Утрата надежды на славное будущее старшего сына была особенно тяжела для Сципиона из-за того, что младший при отменном физическом здоровье был поражен иной болезнью. Луций слишком активно впитывал в себя современные нравы и жаждал успеха любой ценой. Он в большей степени походил на Фульвия Нобилиора и Манлия Вольсона, чем на собственного отца. Дочери были замечательны во всех отношениях, но даже при своих достоинствах они, конечно же, не могли в должной мере составить отцовскую гордость такого человека как Публий Сципион Африканский.

Дух Сципиона не мог найти приют в семейной гавани. Дома достижения его последнего похода воспринимались более скептически, чем где-либо. Тон такому настроению задавала Эмилия, но даже рабы шептались по углам о том, что господин начал стареть и ныне уже совсем не таков, каким был прежде.

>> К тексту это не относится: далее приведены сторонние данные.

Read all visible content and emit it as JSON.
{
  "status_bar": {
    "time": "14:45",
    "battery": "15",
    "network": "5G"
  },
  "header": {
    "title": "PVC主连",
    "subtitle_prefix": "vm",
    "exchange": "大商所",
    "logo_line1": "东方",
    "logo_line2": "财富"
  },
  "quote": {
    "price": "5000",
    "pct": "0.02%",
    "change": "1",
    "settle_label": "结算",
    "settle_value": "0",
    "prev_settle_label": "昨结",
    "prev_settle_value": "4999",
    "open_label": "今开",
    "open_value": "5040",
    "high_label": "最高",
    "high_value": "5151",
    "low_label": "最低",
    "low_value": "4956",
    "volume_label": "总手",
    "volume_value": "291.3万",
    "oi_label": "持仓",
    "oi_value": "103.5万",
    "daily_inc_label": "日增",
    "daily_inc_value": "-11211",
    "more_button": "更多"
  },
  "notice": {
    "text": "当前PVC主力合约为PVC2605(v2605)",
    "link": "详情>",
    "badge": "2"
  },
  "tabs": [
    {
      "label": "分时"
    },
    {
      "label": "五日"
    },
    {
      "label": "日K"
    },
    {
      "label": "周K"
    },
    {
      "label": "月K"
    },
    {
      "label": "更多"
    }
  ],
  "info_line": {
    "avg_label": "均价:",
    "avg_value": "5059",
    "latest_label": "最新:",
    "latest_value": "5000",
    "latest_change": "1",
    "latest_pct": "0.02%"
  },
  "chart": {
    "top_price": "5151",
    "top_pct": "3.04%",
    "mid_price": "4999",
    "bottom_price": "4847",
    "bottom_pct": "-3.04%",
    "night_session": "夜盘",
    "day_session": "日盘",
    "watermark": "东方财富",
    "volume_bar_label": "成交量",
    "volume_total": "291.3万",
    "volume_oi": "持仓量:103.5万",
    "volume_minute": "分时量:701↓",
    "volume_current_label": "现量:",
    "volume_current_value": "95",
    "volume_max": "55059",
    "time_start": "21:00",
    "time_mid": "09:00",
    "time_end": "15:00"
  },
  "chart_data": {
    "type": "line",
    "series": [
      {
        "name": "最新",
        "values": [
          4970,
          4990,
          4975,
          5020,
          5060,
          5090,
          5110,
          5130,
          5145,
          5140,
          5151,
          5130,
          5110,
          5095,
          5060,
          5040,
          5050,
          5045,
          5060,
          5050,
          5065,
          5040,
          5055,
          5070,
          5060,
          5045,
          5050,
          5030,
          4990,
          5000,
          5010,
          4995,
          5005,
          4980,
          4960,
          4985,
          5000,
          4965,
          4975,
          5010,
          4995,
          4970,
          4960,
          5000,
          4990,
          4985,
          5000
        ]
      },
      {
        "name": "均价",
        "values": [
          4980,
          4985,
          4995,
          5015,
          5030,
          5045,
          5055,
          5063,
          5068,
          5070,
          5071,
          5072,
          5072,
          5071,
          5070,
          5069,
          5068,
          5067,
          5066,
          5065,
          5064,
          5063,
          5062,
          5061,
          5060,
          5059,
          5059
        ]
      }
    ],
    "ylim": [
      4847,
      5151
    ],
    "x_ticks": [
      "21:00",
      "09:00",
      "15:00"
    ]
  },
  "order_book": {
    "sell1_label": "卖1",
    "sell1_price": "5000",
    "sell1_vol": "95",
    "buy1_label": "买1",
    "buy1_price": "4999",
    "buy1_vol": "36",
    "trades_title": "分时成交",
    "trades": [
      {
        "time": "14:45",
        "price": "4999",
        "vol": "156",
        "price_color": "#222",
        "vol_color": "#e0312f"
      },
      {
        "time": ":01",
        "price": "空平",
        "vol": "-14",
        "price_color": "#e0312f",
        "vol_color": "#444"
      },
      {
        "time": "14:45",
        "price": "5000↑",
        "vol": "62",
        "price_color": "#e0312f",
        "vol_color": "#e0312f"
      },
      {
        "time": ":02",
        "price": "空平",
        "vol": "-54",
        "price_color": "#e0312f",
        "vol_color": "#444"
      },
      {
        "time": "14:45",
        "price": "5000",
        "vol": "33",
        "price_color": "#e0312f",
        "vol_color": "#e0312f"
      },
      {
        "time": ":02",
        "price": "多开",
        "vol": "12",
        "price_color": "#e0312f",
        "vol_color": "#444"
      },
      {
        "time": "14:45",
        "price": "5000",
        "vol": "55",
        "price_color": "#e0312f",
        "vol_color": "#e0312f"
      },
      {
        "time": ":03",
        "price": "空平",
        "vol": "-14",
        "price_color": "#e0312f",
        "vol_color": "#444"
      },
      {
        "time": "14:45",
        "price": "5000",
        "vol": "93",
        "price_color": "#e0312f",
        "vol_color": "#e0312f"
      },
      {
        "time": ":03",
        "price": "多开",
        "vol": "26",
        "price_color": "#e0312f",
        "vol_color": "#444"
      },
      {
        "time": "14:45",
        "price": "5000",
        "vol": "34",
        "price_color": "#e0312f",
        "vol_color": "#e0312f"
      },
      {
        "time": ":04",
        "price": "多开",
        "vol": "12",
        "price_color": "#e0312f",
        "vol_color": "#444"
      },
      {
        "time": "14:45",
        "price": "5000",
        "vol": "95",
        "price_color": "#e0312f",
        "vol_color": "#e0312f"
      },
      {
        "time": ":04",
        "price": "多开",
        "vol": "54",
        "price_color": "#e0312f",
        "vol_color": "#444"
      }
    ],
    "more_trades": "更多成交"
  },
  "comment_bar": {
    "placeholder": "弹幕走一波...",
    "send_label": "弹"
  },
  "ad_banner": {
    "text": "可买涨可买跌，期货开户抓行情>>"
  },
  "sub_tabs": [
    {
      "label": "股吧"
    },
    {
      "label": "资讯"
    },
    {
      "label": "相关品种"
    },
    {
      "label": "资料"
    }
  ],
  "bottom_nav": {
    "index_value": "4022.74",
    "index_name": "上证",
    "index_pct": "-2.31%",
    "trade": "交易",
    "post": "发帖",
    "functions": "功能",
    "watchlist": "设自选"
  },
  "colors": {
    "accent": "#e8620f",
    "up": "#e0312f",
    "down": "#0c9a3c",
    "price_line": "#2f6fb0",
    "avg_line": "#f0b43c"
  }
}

Эмилия не желала простить мужу своего унижения перед Ветурией во время триумфа Луция. Весь тот памятный день она чувствовала себя несправедливо обиженной и была единственным несчастным человеком в праздничном Риме. Правда, в решающий момент, когда на арену Большого цирка въехал триумфатор, взрыв эмоций многотысячной толпы захватил и ее, причем настолько, что в порыве патриотической радости она даже привлекла к себе и обняла Ветурию. Но в следующий миг Эмилия увидела идущего рядом с колесницей лишь чуть-чуть впереди остальных легатов Публия, и ей сразу показалось, будто в объятиях она сжимает холодную скользкую змею. Эмилия поспешно с брезгливым ужасом оттолкнула жену Луция, но было уже поздно: эта кобра – соперница по славе мужей – успела смертельно ужалить ее своим счастьем. Затем она услышала за спиной ядовитый шепот обывателей, смакующих в предвкушении ссоры знаменитых братьев угрюмый вид Публия, и ее досада еще более усугубилась. В дальнейшем, смотря на мужа, Эмилия всегда вторым планом видела оскорбительное зрелище, как он, Публий, на глазах всего Рима идет пешком рядом с возвышающимся в триумфальной колеснице братом. Эта картина стала ситом, фильтрующим их общение и отсеивающим, извлекающим из него все добрые чувства. Так, даже женщина столь выдающегося характера ни умом, ни сердцем не смогла противостоять формальной оценке общества и подчинила свои взгляды ритуальной расстановке фигур во время обрядного шествия. В женской потребности уступать силе, она как бы отдалась общественному мнению и изменила с ним мужу и собственной любви.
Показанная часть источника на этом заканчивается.